Termine & Themen

Eröffnung der HANNAH ARENDT TAGE 2026

Prof. Dr. Roger Berkowitz spricht und diskutiert am 22. September in der Ada-und-Theodor-Lessing-Volkshochschule Hannover über „Die Kraft der Freundschaft in einer zerbrochenen Welt“. 

Prof. Dr. Roger Berkowitz

Kann uns das Denken gegen das Böse wappnen, ohne uns zu sagen, was gut ist? Hannah Arendt stellt diese Frage nicht, um zu behaupten, dass das Denken moralische Gewissheit verschafft. Das kann es nicht. Das Denken selbst bringt keine Doktrin hervor, kein politisches Programm, kein verlässliches Wissen über Recht und Unrecht. Das Denken ist gerade deshalb gefährlich, weil es überlieferte Regeln und Gewissheiten auflöst. Und so gibt Arendt zu bedenken, ob wir uns gegen das Böse wappnen, wenn wir das Hinterfragen zur Gewohnheit machen.

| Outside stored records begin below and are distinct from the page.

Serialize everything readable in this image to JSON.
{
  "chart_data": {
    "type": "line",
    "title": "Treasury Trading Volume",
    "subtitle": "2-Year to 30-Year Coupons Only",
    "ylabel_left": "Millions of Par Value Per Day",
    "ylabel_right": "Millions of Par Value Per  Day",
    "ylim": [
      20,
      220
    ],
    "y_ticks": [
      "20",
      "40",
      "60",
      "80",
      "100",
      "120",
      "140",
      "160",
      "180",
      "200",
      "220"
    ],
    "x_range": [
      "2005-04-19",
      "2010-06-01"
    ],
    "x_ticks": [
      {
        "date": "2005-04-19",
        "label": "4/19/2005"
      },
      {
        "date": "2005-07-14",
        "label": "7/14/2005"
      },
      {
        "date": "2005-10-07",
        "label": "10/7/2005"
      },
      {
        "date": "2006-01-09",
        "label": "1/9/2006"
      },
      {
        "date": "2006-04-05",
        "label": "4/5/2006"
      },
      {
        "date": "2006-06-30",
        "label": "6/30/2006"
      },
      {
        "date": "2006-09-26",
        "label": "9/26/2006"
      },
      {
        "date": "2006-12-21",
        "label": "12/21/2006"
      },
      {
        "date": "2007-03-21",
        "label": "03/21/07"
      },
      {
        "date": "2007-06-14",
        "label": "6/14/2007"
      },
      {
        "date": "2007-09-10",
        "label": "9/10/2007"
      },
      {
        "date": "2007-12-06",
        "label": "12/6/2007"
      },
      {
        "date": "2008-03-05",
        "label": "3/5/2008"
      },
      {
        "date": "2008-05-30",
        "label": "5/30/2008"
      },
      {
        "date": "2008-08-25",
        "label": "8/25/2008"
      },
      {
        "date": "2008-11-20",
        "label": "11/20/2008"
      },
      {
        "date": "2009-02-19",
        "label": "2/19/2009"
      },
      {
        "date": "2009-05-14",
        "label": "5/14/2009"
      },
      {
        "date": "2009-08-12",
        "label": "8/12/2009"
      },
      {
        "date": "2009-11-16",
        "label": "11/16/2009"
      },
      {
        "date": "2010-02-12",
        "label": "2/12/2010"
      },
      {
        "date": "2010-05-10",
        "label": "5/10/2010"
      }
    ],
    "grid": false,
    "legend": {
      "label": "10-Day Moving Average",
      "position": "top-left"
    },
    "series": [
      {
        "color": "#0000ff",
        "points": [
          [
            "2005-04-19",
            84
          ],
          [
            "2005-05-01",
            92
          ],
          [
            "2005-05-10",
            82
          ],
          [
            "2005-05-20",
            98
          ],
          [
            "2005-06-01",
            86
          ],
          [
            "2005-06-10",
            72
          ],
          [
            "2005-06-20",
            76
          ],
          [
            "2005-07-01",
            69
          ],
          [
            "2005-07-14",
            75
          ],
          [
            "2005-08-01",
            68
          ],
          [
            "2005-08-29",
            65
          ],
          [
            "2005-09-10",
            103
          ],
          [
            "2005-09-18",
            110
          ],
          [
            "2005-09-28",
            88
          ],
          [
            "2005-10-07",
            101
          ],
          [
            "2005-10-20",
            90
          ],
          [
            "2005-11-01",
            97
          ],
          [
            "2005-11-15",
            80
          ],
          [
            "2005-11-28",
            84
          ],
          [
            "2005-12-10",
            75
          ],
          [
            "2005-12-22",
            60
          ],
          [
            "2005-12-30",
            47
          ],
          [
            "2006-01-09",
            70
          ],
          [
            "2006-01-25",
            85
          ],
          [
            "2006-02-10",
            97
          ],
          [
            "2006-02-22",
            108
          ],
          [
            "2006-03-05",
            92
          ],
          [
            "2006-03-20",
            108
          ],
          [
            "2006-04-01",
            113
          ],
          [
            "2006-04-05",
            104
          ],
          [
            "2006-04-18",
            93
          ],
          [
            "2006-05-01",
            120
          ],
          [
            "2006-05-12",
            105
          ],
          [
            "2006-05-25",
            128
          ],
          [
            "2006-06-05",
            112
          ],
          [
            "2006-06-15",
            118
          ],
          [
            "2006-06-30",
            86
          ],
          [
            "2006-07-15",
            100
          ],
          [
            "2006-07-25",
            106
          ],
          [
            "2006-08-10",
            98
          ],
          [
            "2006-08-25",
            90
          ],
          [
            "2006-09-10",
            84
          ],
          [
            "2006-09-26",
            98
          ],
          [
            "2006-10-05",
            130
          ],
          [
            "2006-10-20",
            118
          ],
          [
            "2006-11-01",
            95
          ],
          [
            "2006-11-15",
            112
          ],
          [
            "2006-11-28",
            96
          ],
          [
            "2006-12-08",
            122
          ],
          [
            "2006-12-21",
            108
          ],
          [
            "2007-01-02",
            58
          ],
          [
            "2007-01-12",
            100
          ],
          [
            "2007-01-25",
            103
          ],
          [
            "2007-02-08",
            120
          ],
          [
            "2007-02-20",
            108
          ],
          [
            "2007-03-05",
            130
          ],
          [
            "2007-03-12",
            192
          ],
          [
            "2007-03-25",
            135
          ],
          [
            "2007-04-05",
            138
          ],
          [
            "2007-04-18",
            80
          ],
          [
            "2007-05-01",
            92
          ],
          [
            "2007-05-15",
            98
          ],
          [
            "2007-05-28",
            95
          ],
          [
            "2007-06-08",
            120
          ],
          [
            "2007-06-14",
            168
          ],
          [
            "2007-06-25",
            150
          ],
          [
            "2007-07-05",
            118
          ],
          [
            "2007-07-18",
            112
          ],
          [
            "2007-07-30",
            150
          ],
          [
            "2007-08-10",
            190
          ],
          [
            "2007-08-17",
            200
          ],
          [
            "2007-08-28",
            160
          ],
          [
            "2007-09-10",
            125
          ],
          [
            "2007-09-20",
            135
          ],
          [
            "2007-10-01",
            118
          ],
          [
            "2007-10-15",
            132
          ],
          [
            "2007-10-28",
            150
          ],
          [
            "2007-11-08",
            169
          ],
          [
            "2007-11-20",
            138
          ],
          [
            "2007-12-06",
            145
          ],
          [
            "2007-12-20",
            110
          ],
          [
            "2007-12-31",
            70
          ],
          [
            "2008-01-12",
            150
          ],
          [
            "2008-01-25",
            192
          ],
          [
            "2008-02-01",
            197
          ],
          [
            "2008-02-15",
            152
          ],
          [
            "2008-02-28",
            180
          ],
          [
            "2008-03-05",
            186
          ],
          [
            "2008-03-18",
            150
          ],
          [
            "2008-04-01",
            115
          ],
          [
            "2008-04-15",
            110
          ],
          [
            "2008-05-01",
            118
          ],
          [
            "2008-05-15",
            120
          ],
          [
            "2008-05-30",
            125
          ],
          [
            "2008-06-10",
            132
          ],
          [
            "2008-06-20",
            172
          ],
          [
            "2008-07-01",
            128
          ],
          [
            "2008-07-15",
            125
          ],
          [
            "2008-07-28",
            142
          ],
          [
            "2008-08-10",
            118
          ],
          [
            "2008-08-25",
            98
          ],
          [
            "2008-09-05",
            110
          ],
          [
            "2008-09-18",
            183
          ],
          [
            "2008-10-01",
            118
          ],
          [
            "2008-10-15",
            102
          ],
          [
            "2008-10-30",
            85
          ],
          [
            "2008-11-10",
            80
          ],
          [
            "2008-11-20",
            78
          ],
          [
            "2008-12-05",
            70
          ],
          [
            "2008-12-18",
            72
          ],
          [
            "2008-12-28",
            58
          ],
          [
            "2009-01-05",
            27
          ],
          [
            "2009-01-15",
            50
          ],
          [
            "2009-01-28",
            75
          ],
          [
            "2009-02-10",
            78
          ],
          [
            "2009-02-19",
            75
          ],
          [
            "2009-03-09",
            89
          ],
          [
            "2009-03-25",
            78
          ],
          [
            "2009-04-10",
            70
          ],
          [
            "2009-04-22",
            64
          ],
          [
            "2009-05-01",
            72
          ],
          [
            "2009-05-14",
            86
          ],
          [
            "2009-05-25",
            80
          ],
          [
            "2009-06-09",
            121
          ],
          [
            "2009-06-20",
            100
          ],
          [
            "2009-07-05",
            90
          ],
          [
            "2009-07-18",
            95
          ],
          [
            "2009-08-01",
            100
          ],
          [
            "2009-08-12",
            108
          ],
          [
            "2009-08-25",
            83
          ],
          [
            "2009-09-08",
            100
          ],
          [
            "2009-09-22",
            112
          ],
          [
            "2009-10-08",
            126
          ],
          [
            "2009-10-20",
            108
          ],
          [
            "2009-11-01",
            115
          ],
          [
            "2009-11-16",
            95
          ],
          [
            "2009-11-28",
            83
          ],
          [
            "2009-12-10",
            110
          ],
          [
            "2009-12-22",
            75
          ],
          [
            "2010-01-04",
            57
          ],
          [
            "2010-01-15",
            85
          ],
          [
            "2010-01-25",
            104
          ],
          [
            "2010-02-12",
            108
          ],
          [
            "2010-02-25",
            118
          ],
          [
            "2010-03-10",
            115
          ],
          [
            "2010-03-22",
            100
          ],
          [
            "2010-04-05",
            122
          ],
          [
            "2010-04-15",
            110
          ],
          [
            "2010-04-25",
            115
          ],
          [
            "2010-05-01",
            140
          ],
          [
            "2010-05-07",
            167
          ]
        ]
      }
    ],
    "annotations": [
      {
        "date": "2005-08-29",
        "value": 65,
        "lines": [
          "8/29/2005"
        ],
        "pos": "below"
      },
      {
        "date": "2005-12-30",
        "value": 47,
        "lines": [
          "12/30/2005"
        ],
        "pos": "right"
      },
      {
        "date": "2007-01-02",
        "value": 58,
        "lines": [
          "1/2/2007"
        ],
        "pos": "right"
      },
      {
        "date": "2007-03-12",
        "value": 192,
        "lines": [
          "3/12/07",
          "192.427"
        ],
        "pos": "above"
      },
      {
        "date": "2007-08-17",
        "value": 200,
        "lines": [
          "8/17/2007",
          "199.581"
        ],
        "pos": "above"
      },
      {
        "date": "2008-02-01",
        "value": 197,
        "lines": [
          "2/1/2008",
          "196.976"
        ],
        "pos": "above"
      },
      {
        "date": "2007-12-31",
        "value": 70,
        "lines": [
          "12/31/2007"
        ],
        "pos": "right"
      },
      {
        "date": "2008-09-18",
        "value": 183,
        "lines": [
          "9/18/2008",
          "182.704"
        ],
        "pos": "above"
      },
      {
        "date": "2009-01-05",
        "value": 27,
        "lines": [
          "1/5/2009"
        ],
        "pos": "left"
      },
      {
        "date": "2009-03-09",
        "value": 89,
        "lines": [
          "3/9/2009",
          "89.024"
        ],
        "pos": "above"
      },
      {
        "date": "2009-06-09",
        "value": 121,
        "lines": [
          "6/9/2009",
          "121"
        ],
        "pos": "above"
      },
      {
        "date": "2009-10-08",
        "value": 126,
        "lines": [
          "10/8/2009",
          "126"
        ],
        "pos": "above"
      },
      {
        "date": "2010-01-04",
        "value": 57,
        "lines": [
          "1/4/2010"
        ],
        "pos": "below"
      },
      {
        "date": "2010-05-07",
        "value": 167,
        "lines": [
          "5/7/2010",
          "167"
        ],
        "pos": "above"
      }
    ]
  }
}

Arendts Aufruf „innezuhalten und nachzudenken“ ist die Einladung, in einem stillen Dialog – dem Gespräch mit uns selbst – zu denken, uns selbst gegenüber verantwortlich zu sein. Durch Freundschaft wird das Denken für Arendt weltlich: Im Gespräch mit einem Gegenüber erfahre ich, wie die Welt einem anderen Menschen erscheint. In der Freundschaft prüfen wir unsere Meinungen, ertragen Meinungsverschiedenheiten und halten die Möglichkeit einer gemeinsamen Welt offen.

Grußwort

  • Belit Onay, Oberbürgermeister der Landeshauptstadt Hannover

Poetry Slam

  • Diden, Schülerin der IGS Roderbruch, Jahrgang 13

Vortrag

  • „stop and think“: Die Kraft der Freundschaft in einer zerbrochenen Welt: Prof. Dr. Roger Berkowitz
    Prof. Dr. Roger Berkowitz ist Professor für Politikwissenschaft und Menschenrechte am Bard College sowie Gründer und wissenschaftlicher Leiter des Hannah-Arendt-Zentrums für Politik und Geisteswissenschaften, Annandale-on-Hudson, New York, USA. Er moderiert den Podcast „Reading Hannah Arendt“ und verfasst den wöchentlichen Newsletter „Amor Mundi“, in dem er sich mit politischem Denken und aktuellen Themen befasst. Er ist Preisträger des vom Verein Hannah-Arendt-Preis für politisches Denken e. V. verliehenen Hannah-Arendt-Preises für politisches Denken (2019). In diesem Jahr erscheint sein Buch „A World We Share: Hannah Arendt and the Power of Friendship in a Broken World“
    (Yale University Press, 2026).

Podiumsdiskussion

  • Moderation: Friedrich Weißbach
    Friedrich Weißbach hat Philosophie und Musikwissenschaft an der Humboldt-Universität zu Berlin, der Sapienza Università di Roma sowie der Université Lumière Lyon 2 studiert. Er ist wissenschaftlicher Mitarbeiter an der Humboldt-Universität zu Berlin und promoviert im Rahmen des Berliner Graduiertenkollegs „Normativität, Kritik, Wandel“. Als freier Journalist schreibt er u. a. für die FAZ, Zeit Online, den Deutschlandfunk und das Philosophie Magazin. Publikation: „Recht und Gemeinschaft. Zu Hannah Arendts Kritik der Menschenrechte“ (Lukas Verlag, 2025).

Termine

22.09.2026 ab 18:00 Uhr

Ort

Ada-und-Theodor-Lessing-Volkshochschule Hannover
Burgstraße 14
30159 Hannover

Dies ist eine Veranstaltung mit freiem Eintritt

Eine Anmeldung ist nicht erforderlich.